The three of them spread out, their beams dividing the darkness. Vrooman finds a fire pit. Solway discovers a depression in the rock, rimmed with hand-chipped bricks, that looks like it might have been some kind of cistern. Heinwald's headlamp plays over a patch of squat fossilized lumps, vaguely organic, planted in rows.

This far in, none of them can venture more than a few steps without tripping over sticks and stones with arms and legs.

"Twenty-five kliks from a displacement drive," Solway murmurs invisibly from some hut across the village square. "Less than a day's walk from a tame singularity. And they were living in the Middle Ages."

"It doesn't add up," Vrooman says.

"Adds up to me," Heinwald tells him. "Something cracked Araneus like a walnut and they ended up here. Last airtight pocket on the whole rock, maybe.

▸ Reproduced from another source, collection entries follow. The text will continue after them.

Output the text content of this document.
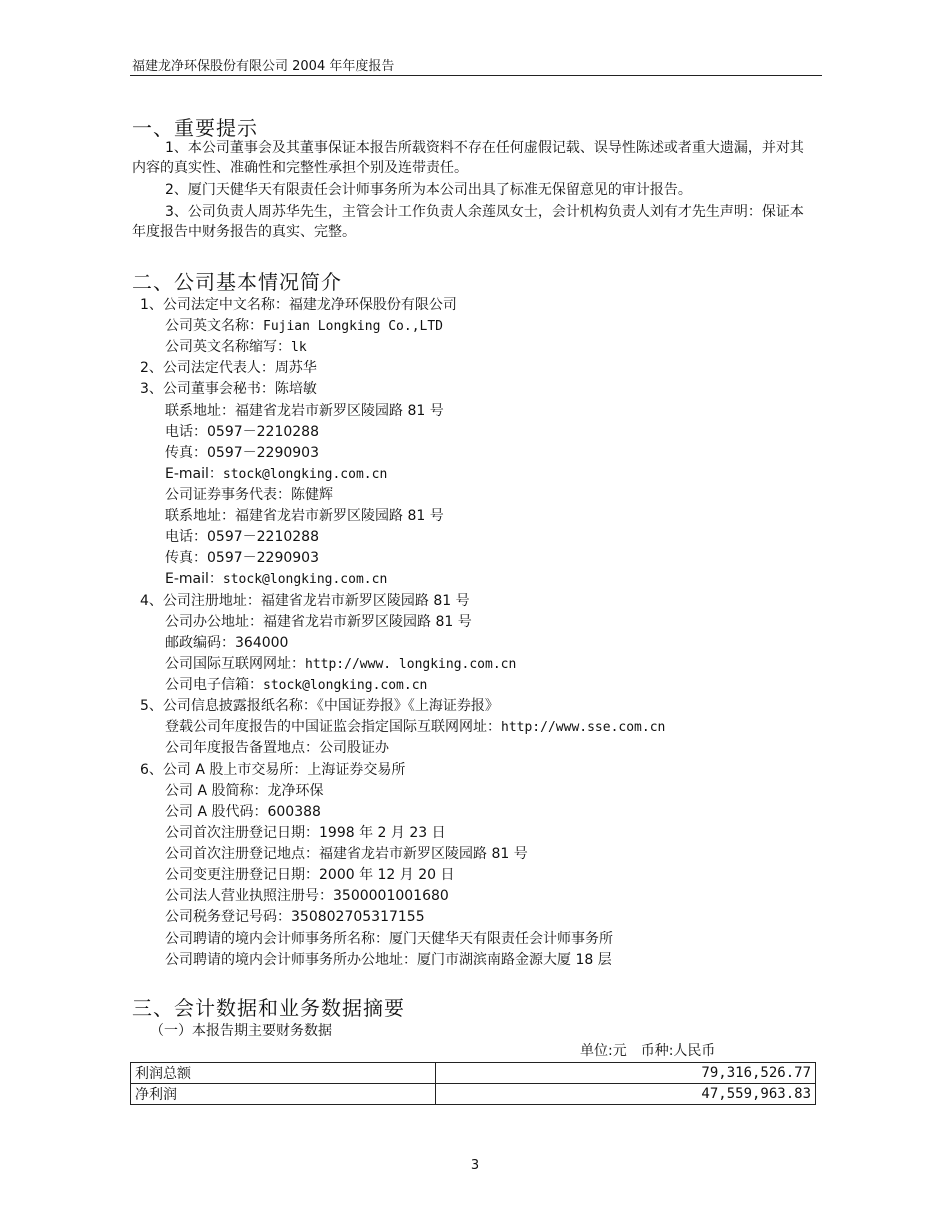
福建龙净环保股份有限公司 2004 年年度报告
一、重要提示
1、本公司董事会及其董事保证本报告所载资料不存在任何虚假记载、误导性陈述或者重大遗漏，并对其内容的真实性、准确性和完整性承担个别及连带责任。
2、厦门天健华天有限责任会计师事务所为本公司出具了标准无保留意见的审计报告。
3、公司负责人周苏华先生，主管会计工作负责人余莲凤女士，会计机构负责人刘有才先生声明：保证本年度报告中财务报告的真实、完整。
二、公司基本情况简介
1、公司法定中文名称：福建龙净环保股份有限公司
公司英文名称：Fujian Longking Co.,LTD
公司英文名称缩写：lk
2、公司法定代表人：周苏华
3、公司董事会秘书：陈培敏
联系地址：福建省龙岩市新罗区陵园路 81 号
电话：0597－2210288
传真：0597－2290903
E-mail：stock@longking.com.cn
公司证券事务代表：陈健辉
联系地址：福建省龙岩市新罗区陵园路 81 号
电话：0597－2210288
传真：0597－2290903
E-mail：stock@longking.com.cn
4、公司注册地址：福建省龙岩市新罗区陵园路 81 号
公司办公地址：福建省龙岩市新罗区陵园路 81 号
邮政编码：364000
公司国际互联网网址：http://www. longking.com.cn
公司电子信箱：stock@longking.com.cn
5、公司信息披露报纸名称：《中国证券报》《上海证券报》
登载公司年度报告的中国证监会指定国际互联网网址：http://www.sse.com.cn
公司年度报告备置地点：公司股证办
6、公司 A 股上市交易所：上海证券交易所
公司 A 股简称：龙净环保
公司 A 股代码：600388
公司首次注册登记日期：1998 年 2 月 23 日
公司首次注册登记地点：福建省龙岩市新罗区陵园路 81 号
公司变更注册登记日期：2000 年 12 月 20 日
公司法人营业执照注册号：3500001001680
公司税务登记号码：350802705317155
公司聘请的境内会计师事务所名称：厦门天健华天有限责任会计师事务所
公司聘请的境内会计师事务所办公地址：厦门市湖滨南路金源大厦 18 层
三、会计数据和业务数据摘要
（一）本报告期主要财务数据
单位:元　币种:人民币
利润总额	79,316,526.77
净利润	47,559,963.83
3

Only one they could get to, at least."

"This forest couldn't have provided oxygen for more than three people, tops."

"They overclocked the flora."

"Something did. But that took a lot longer than these people would have had before they suffocated."

Solway's beam reappears around some corner, bobs through the void toward them as she chimes in: "There'd only be a few 'spores on deck anyway, any given time."

"Normally. You're saying this was normal?"

"Maybe—" Vrooman hesitates. "Maybe whatever happened here, maybe they saw it coming. Had time to prepare."

"Or maybe they didn't," Solway says, rejoining them, "and they just started with what they had on hand." She raises her hands, brings the thing she's holding into the light.

A tiny human rib cage.

Heinwald hasn't seen a real child since he was one, but these bones couldn't have been more than four or five when the flesh around them cashed in.

Solway drops them. They shatter in silence, fragile as crystal.

"They bred?" Vrooman whispers in disbelief.

"It's what people do," Solway reminds them.

"It's what people did, and look where it got them." Vrooman sounds personally offended. "They fucked up a whole damn planet with their breeding. Why in God's name would anyone do that in a cave? How could they do it, even?"

He's got a point. Spores can't breed. UNDA considered that option, certainly: send out ships with smaller rosters, let them make up the difference by pumping out replacements en route. But the costs were too great. All those perfectly balanced genotypes, optimized for exile: diluted, shuffled, degraded with each new generation. The drip-drip-drip of cultural entropy, the erosion of vocational training by forgetful teachers and indifferent students and the inevitable drift of priorities down through time. Not to mention the strain of a fluctuating population on finely tuned life-support systems. Once you factored in all the costs and benefits, it just made more sense to invest everything up front, train the whole damn crew right from the start, dole them out as the universe ran down.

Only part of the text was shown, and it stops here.